US DoJ charged two Chinese hackers working with China’s Ministry of State Security with hacking into computer systems of government organizations and companies worldwide.
US DoJ charged two Chinese hackers working with China’s Ministry of State Security with hacking into computer systems of government organizations and companies worldwide. According to the Department of Justice’s Office of Public Affairs, the Chinese nationals and residents LI Xiaoyu (李啸宇aka Oro0lxy), 34, and DONG Jiazhi (董家志), 33, were allegedly involved in a cyber espionage campaign that is lasting more than ten years (from September 1, 2009, and continuing through on or about July 7, 2020).
“A federal grand jury in Spokane, Washington, returned an indictment earlier this month charging two hackers, both nationals and residents of the People’s Republic of China (China), with hacking into the computer systems of hundreds of victim companies, governments, non-governmental organizations, and individual dissidents, clergy, and democratic and human rights activists in the United States and abroad, including Hong Kong and China.” reads the press release published by the DoJ. “The defendants in some instances acted for their own personal financial gain, and in others for the benefit of the MSS or other Chinese government agencies. The hackers stole terabytes of data which comprised a sophisticated and prolific threat to U.S. networks.”
The Chinese hackers, who were trained in computer application technologies at the same Chinese university, also acted for personal financial gain and stole terabytes of data from the victims.
The hackers targeted companies and organizations from multiple countries including the United States, Australia, Belgium, Germany, Japan, Lithuania, the Netherlands, Spain, South Korea, Sweden, and the United Kingdom.
The duo targeted organizations in multiple industries, including high tech manufacturing, medical device, civil, and industrial engineering, business, educational, gaming software, solar energy, pharmaceuticals and defense.

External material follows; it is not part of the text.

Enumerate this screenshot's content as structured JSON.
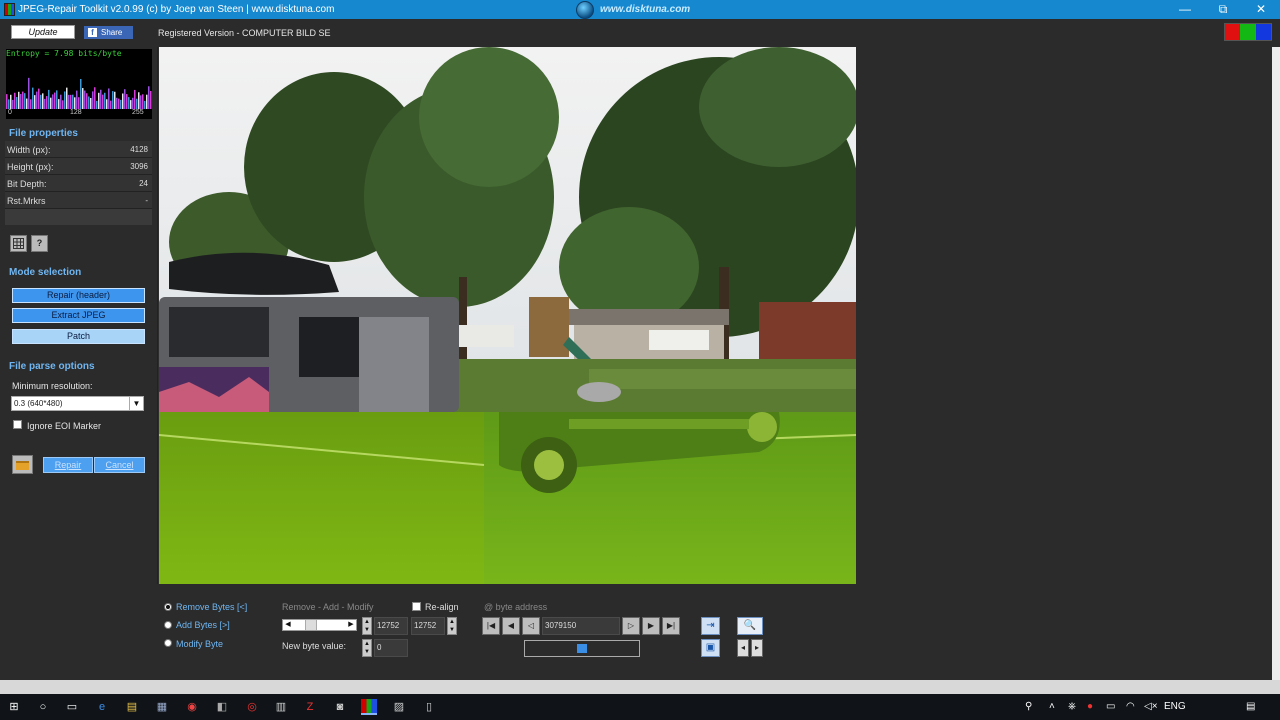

In at least one case, the Chinese hackers sought to blackmail the victim entity, by threatening to leak its stolen source code online. According to prosecutors, the defendants recently also probed for vulnerabilities in computer networks of companies developing COVID-19 vaccines and treatments.

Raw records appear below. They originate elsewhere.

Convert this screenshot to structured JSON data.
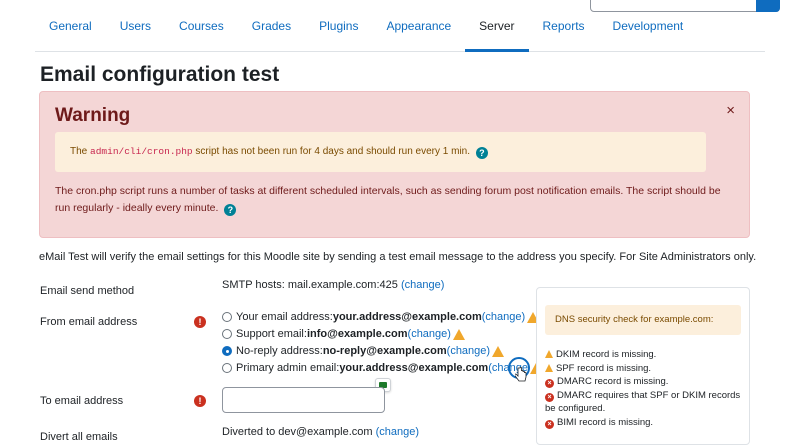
{
  "tabs": [
    {
      "label": "General"
    },
    {
      "label": "Users"
    },
    {
      "label": "Courses"
    },
    {
      "label": "Grades"
    },
    {
      "label": "Plugins"
    },
    {
      "label": "Appearance"
    },
    {
      "label": "Server",
      "active": true
    },
    {
      "label": "Reports"
    },
    {
      "label": "Development"
    }
  ],
  "page_title": "Email configuration test",
  "warning": {
    "title": "Warning",
    "close": "×",
    "notice_pre": "The ",
    "notice_code": "admin/cli/cron.php",
    "notice_post": " script has not been run for 4 days and should run every 1 min.",
    "body": "The cron.php script runs a number of tasks at different scheduled intervals, such as sending forum post notification emails. The script should be run regularly - ideally every minute."
  },
  "intro": "eMail Test will verify the email settings for this Moodle site by sending a test email message to the address you specify. For Site Administrators only.",
  "send_method": {
    "label": "Email send method",
    "value": "SMTP hosts: mail.example.com:425",
    "change": "(change)"
  },
  "from_address": {
    "label": "From email address",
    "options": [
      {
        "prefix": "Your email address:",
        "email": "your.address@example.com",
        "change": "(change)",
        "checked": false
      },
      {
        "prefix": "Support email:",
        "email": "info@example.com",
        "change": "(change)",
        "checked": false
      },
      {
        "prefix": "No-reply address:",
        "email": "no-reply@example.com",
        "change": "(change)",
        "checked": true
      },
      {
        "prefix": "Primary admin email:",
        "email": "your.address@example.com",
        "change": "(change",
        "checked": false
      }
    ]
  },
  "to_address": {
    "label": "To email address",
    "value": ""
  },
  "divert": {
    "label": "Divert all emails",
    "value": "Diverted to dev@example.com",
    "change": "(change)"
  },
  "dns": {
    "heading": "DNS security check for example.com:",
    "items": [
      {
        "level": "warning",
        "text": "DKIM record is missing."
      },
      {
        "level": "warning",
        "text": "SPF record is missing."
      },
      {
        "level": "error",
        "text": "DMARC record is missing."
      },
      {
        "level": "error",
        "text": "DMARC requires that SPF or DKIM records be configured."
      },
      {
        "level": "error",
        "text": "BIMI record is missing."
      }
    ]
  }
}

“From at least in or about September 1, 2009, and continuing through on or about July 7, 2020, in the Eastern District of Washington and elsewhere, the Defendants did knowingly conspire and agree with each other, and with others known and unknown to the Grand Jury including officers of the MSS (the Guangdong State Security Department, “GSSD”)and MSS Officer 1,” states the indictment filed on July 7.
According to the indictment, the hackers exploit known vulnerabilities in popular web server software, web application development suites, and software collaboration programs to gain initial access to target networks.
The hackers also targeted insecure default configurations in common popular applications. Once achieved a foothold in the target network, the defendants used their initial unauthorized access to deploy web shells such as China Chopper and credential-stealing software.
Experts noticed that the Chinese hackers often returned to previously hacked entities in the attempt of compromising them once again.
“The defendants frequently returned to re-victimize companies, government entities, and organizations from which they had previously stolen data, in some cases years after the initial successful data theft.” continues the DoJ. “In several instances, however, the defendants were unsuccessful in this regard, due to the efforts of the FBI and network defenders.”
The two defendants also provided the MSS with personal data of the victims, including democratic and human rights activists in the United States and abroad (i.e. Hong Kong and China).
According to the indictment, Li received by one of the MSS officers support to compromise servers with a zero-day exploit targeting a popular web browser.
“The defendants are each charged with one count of conspiracy to commit computer fraud, which carries a maximum sentence of five years in prison; one count of conspiracy to commit theft of trade secrets, which carries a maximum sentence of ten years in prison; one count of conspiracy to commit wire fraud, which carries a maximum sentence of 20 years in prison; one count of unauthorized access of a computer, which carries a maximum sentence of five years in prison; and seven counts of aggravated identity theft, which each carries a mandatory sentence of two non-consecutive years in prison.” concludes the DoJ.
Prosecutors reported that the MSS officers who helped the defendants in a number of attacks worked for the GSSD at “Number 5, 6th Crossroad, Upper Nonglin Road. Yuexiu District, in Guangzhou [..].”
“China has now taken its place, alongside Russia, Iran and North Korea, in that shameful club of nations that provide a safe haven for cyber criminals in exchange for those criminals being ‘on call’ to work for the benefit of the state, here to feed the Chinese Communist party’s insatiable hunger for American and other non-Chinese companies’ hard-earned intellectual property, including COVID-19 research,” Assistant Attorney General for National Security John C. Demers declared.